De resultaten zijn gepubliceerd in de Vlaamse zakenkrant Financieel Economische Tijd. In Nederland en België ligt het aantal ondervraagden dat het inzetten van nucleaire centrales voor stroomwinning acceptabel acht op 60 procent. Iets meer dan een kwart van de bevolking in de lidstaten van de Unie geeft aan sterk gekant te zijn tegen deze vorm van opwekking van elektriciteit.
De meeste voorstanders wonen in de Scandinavische landen. In Finland steunt 65 procent van de bevolking het gebruik van kernenergie. In Zweden geldt dat zelfs voor 75 procent.

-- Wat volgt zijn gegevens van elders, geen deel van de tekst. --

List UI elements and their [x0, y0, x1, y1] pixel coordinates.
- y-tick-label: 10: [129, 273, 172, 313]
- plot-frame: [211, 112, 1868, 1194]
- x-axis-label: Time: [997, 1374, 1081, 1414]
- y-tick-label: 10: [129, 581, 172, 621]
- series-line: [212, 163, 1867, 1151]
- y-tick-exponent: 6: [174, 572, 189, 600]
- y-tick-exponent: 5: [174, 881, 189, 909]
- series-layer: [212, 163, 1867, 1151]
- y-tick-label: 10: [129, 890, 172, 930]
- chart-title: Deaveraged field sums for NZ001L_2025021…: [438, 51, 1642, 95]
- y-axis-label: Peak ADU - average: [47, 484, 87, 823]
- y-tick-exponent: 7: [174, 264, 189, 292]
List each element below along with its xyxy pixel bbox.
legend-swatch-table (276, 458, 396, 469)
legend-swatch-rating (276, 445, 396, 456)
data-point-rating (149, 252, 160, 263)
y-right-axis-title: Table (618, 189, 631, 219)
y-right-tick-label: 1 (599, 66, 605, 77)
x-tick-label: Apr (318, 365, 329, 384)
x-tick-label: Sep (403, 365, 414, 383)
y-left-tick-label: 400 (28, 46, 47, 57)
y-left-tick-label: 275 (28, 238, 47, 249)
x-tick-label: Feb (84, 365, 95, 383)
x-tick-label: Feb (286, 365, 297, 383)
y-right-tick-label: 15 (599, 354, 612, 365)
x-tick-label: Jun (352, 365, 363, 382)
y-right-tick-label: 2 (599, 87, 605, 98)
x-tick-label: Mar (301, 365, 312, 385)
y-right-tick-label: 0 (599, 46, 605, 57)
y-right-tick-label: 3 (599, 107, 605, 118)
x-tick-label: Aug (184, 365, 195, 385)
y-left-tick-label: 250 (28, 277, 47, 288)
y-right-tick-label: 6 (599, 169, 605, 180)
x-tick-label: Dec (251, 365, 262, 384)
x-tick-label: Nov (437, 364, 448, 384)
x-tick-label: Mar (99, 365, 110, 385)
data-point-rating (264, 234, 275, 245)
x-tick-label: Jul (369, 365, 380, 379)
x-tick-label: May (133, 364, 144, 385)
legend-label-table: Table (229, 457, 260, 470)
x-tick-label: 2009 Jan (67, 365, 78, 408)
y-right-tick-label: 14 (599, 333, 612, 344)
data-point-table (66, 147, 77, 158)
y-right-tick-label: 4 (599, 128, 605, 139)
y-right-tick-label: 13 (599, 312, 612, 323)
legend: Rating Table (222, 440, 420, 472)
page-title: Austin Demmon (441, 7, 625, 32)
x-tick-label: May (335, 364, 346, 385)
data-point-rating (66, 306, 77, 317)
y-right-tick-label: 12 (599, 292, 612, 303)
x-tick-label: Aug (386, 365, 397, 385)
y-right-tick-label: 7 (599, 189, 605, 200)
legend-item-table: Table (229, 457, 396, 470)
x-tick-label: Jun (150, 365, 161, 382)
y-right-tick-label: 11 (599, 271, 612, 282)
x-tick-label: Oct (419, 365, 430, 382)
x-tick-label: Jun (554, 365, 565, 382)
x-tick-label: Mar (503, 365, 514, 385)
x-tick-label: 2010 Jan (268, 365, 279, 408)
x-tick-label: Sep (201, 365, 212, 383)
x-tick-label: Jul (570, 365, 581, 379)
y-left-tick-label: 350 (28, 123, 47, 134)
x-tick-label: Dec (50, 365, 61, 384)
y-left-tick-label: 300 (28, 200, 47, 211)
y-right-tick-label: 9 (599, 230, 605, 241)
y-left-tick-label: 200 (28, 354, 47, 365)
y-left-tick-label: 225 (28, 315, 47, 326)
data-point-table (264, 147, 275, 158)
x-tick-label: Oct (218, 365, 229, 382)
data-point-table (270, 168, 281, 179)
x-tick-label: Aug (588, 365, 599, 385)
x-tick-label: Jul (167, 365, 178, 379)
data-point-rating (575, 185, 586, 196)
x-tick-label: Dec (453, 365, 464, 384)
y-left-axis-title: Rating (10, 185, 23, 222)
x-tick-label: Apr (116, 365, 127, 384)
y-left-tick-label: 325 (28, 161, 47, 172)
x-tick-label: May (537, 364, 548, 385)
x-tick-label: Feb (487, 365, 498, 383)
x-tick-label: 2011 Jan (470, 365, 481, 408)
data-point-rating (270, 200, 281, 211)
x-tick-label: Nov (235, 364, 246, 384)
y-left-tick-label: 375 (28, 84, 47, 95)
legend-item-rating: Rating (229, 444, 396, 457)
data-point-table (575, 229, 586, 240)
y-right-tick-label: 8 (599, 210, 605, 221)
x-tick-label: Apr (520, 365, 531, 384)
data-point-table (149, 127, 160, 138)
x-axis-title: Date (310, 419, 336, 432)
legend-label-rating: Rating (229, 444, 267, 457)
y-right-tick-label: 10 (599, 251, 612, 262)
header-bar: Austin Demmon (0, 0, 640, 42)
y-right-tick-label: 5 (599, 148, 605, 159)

Nederland telt nog één actieve centrale. Die is gevestigd in het Zeeuwse Borssele. In 2004 zou er een einde moeten komen aan de bijdrage ervan aan de energievoorziening. De Belgische regering besloot onlangs het gebruik van kernstroom langzaam terug te dringen. Zij wil alle installaties die veertig jaar hebben geproduceerd, dichtdoen. Premier Verhofstadt en zijn kabinet bepleiten de opkomst van windenergie als alternatief. Wetenschappers twijfelen echter aan de haalbaarheid van die plannen.
De felste tegenstand leeft er in Oostenrijk. Slechts een kwart van de mensen daar steunt de nucleaire variant. Onzekerheid over de veiligheid van een centrale van het Tsjernobyl-type vlak over de grens met Tsjechië draagt bij tot de overwegend afwijzende publieke opinie.
Ook in Duitsland, Griekenland, Ierland, Portugal en Spanje hebben de tegenstanders de overhand. De Europees commissaris voor Transport en Energie, de Spaanse De Palacio, heeft zich kortgeleden nog eens krachtig uitgesproken vóór kernenergie.